Zoals ik tijdens de eerste termijn van het plenaire debat al aangaf, gaat het om schaarse capaciteit, die door de overheid is ingericht en die een zekere bescherming moet genieten teneinde niet teveel in de sfeer van de partijdeskundige te worden getrokken. Wel acht ik het van groot belang dat de verdediging goede mogelijkheden heeft om de resultaten van het onderzoek te betwisten, onder meer door middel van het doen verrichten van tegenonderzoek. Het wetsvoorstel versterkt daartoe de positie van de verdediging. Het is de taak van de verdediging om aan te geven waarom een ingediend verzoek nodig en zinvol is en kan bijdragen aan de waarheidsvinding. Het is de verantwoordelijkheid van de rechter verzoeken te beoordelen en te toetsen aan het belang van het onderzoek. Ik ben van mening dat het opnemen van dit beoordelingscriterium in het wetsvoorstel aan de rechter een voldoende duidelijk richtsnoer verschaft. Het wetsvoorstel bevordert dat aan goed gefundeerde en tijdig ingediende verzoeken van de verdediging tot aanvulling of uitbreiding van het deskundigenonderzoek meer dan nu het geval is tegemoet kan worden gekomen.

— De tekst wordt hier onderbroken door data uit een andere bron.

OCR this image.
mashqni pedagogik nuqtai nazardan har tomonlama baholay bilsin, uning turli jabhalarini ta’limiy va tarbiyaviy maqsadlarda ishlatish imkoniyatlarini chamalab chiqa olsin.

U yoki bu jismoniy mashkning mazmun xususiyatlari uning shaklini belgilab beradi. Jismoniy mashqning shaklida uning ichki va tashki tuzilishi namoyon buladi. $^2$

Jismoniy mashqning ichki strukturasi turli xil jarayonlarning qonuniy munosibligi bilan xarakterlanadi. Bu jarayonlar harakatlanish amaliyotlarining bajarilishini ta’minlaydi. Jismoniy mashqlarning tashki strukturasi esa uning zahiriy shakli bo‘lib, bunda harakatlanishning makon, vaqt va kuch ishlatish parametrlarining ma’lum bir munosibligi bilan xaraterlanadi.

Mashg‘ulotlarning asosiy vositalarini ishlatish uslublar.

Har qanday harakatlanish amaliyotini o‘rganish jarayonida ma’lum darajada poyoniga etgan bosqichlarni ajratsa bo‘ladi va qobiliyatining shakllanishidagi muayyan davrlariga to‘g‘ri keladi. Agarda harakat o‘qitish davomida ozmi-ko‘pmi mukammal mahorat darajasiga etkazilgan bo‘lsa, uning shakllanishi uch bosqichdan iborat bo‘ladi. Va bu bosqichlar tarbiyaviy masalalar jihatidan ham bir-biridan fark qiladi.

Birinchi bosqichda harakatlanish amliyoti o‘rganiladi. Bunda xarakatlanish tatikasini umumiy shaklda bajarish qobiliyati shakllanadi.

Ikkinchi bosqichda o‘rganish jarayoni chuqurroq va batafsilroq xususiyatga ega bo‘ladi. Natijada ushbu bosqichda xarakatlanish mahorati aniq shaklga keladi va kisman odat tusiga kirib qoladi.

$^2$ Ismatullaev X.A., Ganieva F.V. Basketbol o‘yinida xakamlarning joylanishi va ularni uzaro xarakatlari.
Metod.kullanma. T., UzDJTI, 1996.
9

Kennis en vaardigheden (deskundige en rechter)

Mevrouw Azough heeft gevraagd in hoeverre de kennis en vaardigheden van de rechter verbeterd worden waar het de waardering van het deskundigenonderzoek betreft. Ook de heer De Roon wees op het belang van hiervan. Mevrouw Van Toorenburg wees op het belang van vergroting van de strafprocessuele kennis bij de deskundige.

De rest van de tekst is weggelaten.